John Kenneth Galbraith said a couple decades ago that “Berkeley more than Paris, more than either Cambridge [Cambridge, Mass., or Cambridge, England]…has now and for decades been known as the place where things begin.” We published a letter back in our June 1999 issue from a fellow about 50 miles east of Berkeley, saying, “At one time ‘gay’ meant happy, more recently it meant homosexual, and now it has a new meaning. Teens use it to mean lame. Instead of saying, ‘That’s so lame,’ they say, ‘That’s so gay.'”

Your Editor consulted two of his children who were then in their teenage and near-teenage years here in Berkeley, who confirmed that yes indeed “gay” means lame — and that was noted in an Editor’s Note in the same issue.

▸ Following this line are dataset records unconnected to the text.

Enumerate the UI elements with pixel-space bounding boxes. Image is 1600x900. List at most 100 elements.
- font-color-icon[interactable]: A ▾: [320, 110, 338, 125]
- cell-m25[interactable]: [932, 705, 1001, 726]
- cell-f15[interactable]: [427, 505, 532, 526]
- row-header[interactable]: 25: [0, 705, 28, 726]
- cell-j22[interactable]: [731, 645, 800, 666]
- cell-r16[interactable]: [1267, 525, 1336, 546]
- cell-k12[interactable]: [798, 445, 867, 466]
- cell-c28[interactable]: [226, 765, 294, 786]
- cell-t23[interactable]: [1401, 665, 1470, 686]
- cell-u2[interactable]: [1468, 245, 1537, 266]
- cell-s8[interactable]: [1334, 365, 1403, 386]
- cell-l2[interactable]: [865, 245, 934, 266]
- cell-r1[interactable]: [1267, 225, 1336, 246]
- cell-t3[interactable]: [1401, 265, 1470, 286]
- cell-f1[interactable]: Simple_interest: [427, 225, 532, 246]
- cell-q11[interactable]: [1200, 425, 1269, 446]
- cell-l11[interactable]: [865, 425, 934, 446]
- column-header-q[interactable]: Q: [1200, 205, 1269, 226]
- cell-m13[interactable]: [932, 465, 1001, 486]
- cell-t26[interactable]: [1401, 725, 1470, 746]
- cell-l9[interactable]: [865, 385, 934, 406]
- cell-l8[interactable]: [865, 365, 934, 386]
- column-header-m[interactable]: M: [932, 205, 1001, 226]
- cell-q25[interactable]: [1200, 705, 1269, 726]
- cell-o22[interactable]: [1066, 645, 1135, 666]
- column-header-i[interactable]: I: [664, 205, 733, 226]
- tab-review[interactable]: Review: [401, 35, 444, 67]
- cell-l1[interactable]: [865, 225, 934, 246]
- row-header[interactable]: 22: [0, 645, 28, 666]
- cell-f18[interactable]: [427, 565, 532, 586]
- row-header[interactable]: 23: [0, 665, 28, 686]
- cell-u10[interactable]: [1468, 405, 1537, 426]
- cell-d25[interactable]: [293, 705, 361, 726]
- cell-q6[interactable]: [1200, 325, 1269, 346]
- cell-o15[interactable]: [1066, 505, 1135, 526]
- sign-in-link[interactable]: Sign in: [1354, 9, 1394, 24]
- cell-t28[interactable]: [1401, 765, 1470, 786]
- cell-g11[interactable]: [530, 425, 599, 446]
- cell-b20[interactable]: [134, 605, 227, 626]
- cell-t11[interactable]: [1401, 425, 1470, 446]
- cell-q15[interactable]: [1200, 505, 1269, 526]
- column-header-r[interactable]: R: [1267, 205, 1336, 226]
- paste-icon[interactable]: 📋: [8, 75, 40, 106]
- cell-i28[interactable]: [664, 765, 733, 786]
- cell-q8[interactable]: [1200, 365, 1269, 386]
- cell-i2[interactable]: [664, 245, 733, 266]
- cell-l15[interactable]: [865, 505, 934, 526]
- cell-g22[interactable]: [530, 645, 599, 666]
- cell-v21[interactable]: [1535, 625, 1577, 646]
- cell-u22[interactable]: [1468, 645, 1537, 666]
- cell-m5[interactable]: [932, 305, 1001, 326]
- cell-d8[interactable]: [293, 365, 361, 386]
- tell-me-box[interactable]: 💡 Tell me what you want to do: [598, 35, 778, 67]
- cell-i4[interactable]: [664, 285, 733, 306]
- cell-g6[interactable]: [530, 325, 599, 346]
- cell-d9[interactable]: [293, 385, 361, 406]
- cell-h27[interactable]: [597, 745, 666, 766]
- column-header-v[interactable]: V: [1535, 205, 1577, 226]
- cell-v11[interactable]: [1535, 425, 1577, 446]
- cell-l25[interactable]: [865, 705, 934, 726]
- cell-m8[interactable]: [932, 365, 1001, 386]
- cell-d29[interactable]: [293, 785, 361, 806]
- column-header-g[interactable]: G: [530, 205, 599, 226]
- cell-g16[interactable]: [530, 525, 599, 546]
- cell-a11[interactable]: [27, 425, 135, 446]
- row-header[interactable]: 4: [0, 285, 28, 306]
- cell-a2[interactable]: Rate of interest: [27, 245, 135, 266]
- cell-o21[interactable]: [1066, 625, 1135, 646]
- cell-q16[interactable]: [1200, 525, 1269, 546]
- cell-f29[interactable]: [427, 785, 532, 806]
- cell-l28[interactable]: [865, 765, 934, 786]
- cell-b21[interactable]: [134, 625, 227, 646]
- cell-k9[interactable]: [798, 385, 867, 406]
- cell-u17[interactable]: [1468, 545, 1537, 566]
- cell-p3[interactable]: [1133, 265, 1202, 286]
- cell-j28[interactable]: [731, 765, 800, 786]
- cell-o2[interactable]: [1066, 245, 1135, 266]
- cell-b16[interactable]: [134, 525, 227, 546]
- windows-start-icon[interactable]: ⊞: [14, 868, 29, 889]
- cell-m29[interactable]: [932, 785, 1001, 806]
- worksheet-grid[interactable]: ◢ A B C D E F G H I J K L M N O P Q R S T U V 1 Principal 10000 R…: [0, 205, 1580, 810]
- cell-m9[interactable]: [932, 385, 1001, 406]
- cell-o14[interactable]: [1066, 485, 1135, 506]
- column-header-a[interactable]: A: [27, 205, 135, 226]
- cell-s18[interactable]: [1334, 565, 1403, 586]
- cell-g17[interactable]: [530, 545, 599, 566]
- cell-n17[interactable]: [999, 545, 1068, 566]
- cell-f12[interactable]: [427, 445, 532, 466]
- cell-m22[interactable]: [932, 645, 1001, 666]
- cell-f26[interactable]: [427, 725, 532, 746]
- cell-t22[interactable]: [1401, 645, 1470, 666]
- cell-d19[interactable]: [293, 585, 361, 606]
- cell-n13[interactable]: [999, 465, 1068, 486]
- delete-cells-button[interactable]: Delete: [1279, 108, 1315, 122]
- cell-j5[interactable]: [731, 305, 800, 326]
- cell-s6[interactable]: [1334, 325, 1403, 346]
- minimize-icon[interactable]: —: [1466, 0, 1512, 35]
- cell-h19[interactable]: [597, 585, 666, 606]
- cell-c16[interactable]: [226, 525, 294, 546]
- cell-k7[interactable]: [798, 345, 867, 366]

In that Editor’s Note we also said: “It’s curious that young people — even nowadays — realize instinctively that there’s something wrong with homosexuality…. Phony language [“gay”] is reprehensible, but language has a way of exacting its own revenge. Those who subvert the language by inventing cuddly euphemisms for nasty facts shouldn’t be surprised to hear their approved euphemisms being subverted in turn — in this case, it seems, by teenagers engaging in a little linguistic outlawry. Borrowing some triumphalist terms from homosexual discourse, we might say that these teens are ‘queering’ propagandistic rhetoric — that they have ‘outed’ a mendacious euphemism.”

Then in our September 1999 issue, we printed a letter from a fellow who worked as a teacher and high school administrator in Berkeley, who further confirmed the “gay”/lame equivalence among teens in Berkeley, though he was much outraged by the phenomenon, calling such teens “mean-spirited,” “ignorant,” “discriminatory,” and “gay-bashers.” The usual p.c. rant.

Well, we don’t know for sure if the “gay”/lame equivalence started among teens in Berkeley — it’s hard to trace such things — though we wouldn’t be at all surprised. But we know for sure that the “gay”/lame equivalence has made its way to Pennsylvania and is apparently a nationwide phenomenon. A fellow in Camp Hill, Penn., had a letter in the December 2003 Touchstone which says: “Gay has a new…meaning. Local youth here in central Pennsylvania have claimed gay is being used insultingly, as in ‘That test was gay.’ In fact, my collegiate son tells me that the usage is national among kids — as in ‘That’s a really gay formation; we lose ten yards every time we try it.’ [Gay] seems to denote ‘fundamentally disordered and useless’ or ‘totally counterproductive.’… Once again, the kids see right through the euphemism to the underlying truth.”